ESTONIA: Some Chechen rebels are remembered fondly... far from their native land, as Daniel McLaughlin found recently in Tartu, Estonia
This sleepy university town feels far removed from Russia's dirty war in Chechnya, where pro-Moscow leader Mr Akhmad Kadyrov was assassinated on Sunday. But his killing stirred Estonian memories of the life and death of a peculiar local hero, a Chechen rebel chief who loathed the Kremlin's men and defeated them in a 1994-96 war.
Gen Dzhokhar Dudayev, a firebrand whom Russia deemed its public enemy number one, is remembered with respect and gratitude in the leafy streets of Tartu for ignoring Kremlin orders to crush pro-independence demonstrators when he was a Soviet air force general here from 1987-91.
The airbase is deserted now, and its long-range bombers have long since flown east. NATO fighters now patrol Estonia's skies, since the little Baltic nation joined the military alliance in April. European Union membership followed on May 1st.
But eight years after his own assassination, Gen Dudayev still lingers in the minds of locals who laud his willingness to defy Moscow, and in a building in the historic heart of Tartu where he commanded some 4,000 men.
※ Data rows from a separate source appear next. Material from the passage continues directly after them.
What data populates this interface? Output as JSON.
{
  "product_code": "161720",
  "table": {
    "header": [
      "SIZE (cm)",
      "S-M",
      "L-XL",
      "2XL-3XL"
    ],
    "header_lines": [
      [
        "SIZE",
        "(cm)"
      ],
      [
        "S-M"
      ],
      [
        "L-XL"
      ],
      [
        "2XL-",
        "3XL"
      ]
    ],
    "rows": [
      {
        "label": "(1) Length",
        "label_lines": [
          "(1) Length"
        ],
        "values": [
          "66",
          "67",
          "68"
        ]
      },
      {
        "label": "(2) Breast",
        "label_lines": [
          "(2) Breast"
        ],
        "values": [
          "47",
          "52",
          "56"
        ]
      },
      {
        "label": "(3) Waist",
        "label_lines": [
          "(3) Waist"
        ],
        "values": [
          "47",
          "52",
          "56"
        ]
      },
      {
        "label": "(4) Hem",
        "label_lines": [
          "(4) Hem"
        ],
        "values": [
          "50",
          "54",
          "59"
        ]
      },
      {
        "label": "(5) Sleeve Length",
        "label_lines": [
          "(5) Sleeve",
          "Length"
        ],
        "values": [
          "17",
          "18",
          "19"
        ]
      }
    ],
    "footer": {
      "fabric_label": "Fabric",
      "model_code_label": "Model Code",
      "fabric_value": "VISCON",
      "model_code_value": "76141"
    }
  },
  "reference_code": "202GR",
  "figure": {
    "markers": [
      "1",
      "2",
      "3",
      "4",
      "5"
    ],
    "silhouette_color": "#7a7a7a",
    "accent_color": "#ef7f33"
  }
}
At the entrance to what is now the Barclay Hotel, a plaque pays quiet respects to its former tenant: "The first president of the Chechen republic Ichkeria, General Dzhokhar Dudayev, worked in this house from 1987 to 1991."
Estonia was one of the first nations to support the drive for independence in Chechnya - or Ichkeria in Chechen - and deplore the Russian onslaught of 1994-96 that ended in rebel victory and three years of self-rule, before then president Boris Yeltsin and his prime minister, Mr Vladimir Putin, returned troops to the region in 1999.
Many Estonians are proud their independence movement emboldened Gen Dudayev in his hopes for Chechnya, and recall how he let pro-democracy marchers parade across his airfield and unfurl an Estonian flag, despite Moscow's outrage. He is even said to have dispatched a mobile military kitchen to give the demonstrators hot tea.
Across the border in Russia, the dapper general is remembered with less affection - usually as little more than a gangster.
President Yeltsin, busy consolidating his own power in Russia, did nothing to oppose Gen Dudayev until 1994, when the Kremlin accused him of harbouring terrorists in Chechnya, and supported a series of coups that failed to oust him.
But for all his military skill, Gen Dudayev was unable to win peace for his homeland. Noted for his pencil moustache and loud pinstripe suits, he was given to ranting at reporters, and proved equally intemperate in talks with Russian politicians.
Only after he was killed did Mr Yeltsin order his troops out of Chechnya. They are back again now, under Mr Putin, and the war is more brutal than ever.